Uploaded image for project: 'MariaDB Server'
  1. MariaDB Server
  2. MDEV-29445

reorganise innodb buffer pool (and remove buffer pool chunks)

Details

    Description

      copied from MDEV-25341:

      • The buf_pool.free as well as the buffer pool blocks that are backing store for the AHI or lock_sys could be doubly linked with each other via bytes allocated within the page frame itself. We do not need a dummy buf_page_t for such blocks.
      • We could allocate a contiguous virtual address range for the maximum supported size of buffer pool, and let the operating system physically allocate a subset of these addresses.
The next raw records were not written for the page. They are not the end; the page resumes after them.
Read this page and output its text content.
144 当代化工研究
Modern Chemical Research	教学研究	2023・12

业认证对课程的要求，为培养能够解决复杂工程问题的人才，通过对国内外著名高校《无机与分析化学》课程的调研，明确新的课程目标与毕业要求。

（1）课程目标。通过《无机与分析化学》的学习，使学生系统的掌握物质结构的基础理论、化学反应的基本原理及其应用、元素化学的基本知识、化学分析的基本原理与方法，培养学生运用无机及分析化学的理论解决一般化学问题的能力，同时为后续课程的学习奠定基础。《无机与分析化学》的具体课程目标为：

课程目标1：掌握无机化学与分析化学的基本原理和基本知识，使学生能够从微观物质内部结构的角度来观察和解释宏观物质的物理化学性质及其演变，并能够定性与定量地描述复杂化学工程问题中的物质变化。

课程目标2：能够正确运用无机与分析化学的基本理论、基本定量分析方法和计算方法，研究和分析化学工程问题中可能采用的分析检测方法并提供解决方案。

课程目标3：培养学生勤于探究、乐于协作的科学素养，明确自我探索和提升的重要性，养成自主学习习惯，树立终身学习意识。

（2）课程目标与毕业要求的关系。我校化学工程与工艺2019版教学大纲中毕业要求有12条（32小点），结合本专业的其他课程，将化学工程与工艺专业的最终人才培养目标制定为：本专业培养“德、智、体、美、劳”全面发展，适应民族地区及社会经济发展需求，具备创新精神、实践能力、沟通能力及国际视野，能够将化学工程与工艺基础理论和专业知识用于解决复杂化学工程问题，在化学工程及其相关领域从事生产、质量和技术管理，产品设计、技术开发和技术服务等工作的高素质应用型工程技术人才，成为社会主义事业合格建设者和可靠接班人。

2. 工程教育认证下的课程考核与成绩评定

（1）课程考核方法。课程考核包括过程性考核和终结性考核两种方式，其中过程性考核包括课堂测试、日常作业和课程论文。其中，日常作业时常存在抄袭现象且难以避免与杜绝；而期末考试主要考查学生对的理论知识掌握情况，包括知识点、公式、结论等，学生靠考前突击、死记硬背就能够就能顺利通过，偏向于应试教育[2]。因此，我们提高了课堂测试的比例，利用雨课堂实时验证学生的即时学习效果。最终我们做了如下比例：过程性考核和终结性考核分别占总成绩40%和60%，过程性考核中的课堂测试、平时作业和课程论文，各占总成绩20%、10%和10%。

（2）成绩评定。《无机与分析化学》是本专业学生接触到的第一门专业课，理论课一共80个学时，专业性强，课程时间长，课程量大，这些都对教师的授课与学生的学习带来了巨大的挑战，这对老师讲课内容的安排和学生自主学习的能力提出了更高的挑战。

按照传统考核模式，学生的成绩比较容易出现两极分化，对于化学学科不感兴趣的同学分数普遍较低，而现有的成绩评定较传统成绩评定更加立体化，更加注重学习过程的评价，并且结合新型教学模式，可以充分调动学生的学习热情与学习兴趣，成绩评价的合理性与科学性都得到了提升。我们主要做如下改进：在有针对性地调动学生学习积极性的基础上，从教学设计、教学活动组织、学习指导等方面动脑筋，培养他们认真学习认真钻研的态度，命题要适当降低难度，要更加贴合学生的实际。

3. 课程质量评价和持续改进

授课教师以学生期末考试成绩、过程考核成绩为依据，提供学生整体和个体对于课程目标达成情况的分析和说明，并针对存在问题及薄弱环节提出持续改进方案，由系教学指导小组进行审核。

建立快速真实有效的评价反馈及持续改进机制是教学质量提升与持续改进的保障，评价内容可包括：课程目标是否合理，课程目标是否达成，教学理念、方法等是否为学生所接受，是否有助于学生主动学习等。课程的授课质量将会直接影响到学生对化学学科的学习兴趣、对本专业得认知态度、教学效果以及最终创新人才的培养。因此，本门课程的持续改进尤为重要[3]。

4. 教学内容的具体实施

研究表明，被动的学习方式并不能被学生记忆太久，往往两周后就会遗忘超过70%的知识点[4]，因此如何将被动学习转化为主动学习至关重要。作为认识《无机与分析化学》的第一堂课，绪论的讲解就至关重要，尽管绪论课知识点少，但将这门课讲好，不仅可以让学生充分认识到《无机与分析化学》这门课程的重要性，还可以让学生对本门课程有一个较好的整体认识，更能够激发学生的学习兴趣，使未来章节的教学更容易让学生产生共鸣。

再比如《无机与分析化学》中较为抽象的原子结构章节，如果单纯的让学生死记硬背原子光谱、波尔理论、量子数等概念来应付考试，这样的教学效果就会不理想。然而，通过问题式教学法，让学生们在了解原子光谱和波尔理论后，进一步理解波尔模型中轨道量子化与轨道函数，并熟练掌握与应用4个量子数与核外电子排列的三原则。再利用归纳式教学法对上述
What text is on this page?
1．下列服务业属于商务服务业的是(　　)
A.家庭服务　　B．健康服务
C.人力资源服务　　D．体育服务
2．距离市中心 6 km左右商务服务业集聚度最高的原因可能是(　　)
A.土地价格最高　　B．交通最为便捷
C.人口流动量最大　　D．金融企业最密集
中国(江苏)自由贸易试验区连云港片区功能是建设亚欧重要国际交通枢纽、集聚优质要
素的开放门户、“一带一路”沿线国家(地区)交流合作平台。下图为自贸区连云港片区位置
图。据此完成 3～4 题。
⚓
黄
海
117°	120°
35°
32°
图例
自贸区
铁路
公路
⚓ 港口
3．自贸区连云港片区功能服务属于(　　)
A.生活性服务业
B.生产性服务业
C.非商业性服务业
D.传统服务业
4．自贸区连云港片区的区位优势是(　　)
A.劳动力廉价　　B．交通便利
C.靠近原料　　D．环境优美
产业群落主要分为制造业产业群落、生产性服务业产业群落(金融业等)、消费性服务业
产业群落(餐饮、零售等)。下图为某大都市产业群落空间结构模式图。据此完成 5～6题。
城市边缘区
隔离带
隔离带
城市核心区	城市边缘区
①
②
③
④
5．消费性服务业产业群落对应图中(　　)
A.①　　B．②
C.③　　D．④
The complicated logic of having multiple buffer pool chunks can be removed. On 32-bit architectures, the maximum size could be about 2GiB. On 64-bit architectures, the virtual address bus often is 48 bits (around 256 TiB). Perhaps we could shift some burden to the user and introduce a startup parameter innodb_buffer_pool_size_max.

      Attachments

        Issue Links

          Activity

            I ran a simple performance test on RAM disk on a dual Intel® Xeon® Gold 6230R (26×2 threads per socket), with innodb_buffer_pool_size=5G and innodb_log_file_size=5G:

            sysbench oltp_update_index --tables=100 --table_size=10000 --threads=100 --time=120 --report-interval=5 --max-requests=0 run
            

            Compared to the baseline, I observed a 2% regression in the average throughput. My first suspect would be the lazy initialization of the buffer pool (MDEV-25340), which is part of this change, but I did not analyze it deeper yet.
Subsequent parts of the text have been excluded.